In conclusion, all generated data (communications, contacts, and web browsing) that were stored on the iPhone 6s test device were successfully recovered by performing a full file system image acquisition. The data recovered were all store in plaintext and could be easily read in the SQLite database that were found during my analysis. This showed that while MySudo advertises as a “Secure” method of communicating, it is only in terms of communication during transit. My analysis showed that the data is not encrypted at rest. In addition, an analysis of the SQLite databases hinted that the database may show indications whether records are deleted (the “deleted” column).

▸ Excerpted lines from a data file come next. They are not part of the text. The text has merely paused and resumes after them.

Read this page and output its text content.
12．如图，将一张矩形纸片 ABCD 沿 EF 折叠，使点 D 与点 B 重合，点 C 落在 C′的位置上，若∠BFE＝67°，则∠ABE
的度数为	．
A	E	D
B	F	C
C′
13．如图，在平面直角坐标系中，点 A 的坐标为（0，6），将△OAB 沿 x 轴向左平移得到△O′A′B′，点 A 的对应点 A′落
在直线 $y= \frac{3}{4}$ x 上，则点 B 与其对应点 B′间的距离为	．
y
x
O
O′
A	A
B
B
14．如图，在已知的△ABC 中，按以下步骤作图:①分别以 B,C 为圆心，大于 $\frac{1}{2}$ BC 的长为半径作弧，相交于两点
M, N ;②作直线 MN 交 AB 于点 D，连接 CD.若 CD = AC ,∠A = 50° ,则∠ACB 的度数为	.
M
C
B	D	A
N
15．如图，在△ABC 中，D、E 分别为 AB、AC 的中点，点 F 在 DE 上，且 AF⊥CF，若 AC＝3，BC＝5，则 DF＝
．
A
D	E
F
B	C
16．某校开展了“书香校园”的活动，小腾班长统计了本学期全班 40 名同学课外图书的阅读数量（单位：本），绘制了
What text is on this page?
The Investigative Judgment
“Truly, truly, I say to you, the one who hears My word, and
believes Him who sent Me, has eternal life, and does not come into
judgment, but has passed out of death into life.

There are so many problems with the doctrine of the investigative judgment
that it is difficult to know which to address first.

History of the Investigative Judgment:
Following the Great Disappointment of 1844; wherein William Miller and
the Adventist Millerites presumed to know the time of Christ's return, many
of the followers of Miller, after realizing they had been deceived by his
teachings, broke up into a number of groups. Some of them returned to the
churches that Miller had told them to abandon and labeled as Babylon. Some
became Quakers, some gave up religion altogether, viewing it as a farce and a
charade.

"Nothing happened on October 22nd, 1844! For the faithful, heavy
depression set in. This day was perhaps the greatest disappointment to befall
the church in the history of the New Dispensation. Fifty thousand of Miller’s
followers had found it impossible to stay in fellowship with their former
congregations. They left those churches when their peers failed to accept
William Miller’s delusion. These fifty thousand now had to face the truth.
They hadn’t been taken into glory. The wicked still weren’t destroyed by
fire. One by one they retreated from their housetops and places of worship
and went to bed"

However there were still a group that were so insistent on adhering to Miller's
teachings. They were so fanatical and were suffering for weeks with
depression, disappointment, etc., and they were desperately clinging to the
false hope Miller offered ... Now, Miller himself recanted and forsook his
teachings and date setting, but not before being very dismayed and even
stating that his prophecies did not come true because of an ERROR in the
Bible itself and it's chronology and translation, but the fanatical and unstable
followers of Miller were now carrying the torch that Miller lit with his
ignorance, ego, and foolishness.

While I was unable to carve the deleted SQLite records, if MySudo is anything like WhatsApp or Telegram, it should be possible to recover the deleted records through carving. Further research and testing will need to be performed to see if we can obtain the expected outcomes; but if possible, the indication of deleted records could help law enforcement greatly when it comes to proving potential obstruction of justice.
This research would not have been possible had it not been for Jessica Hyde. Thank you for providing the tools, knowledge, and support needed to conduct this mobile research.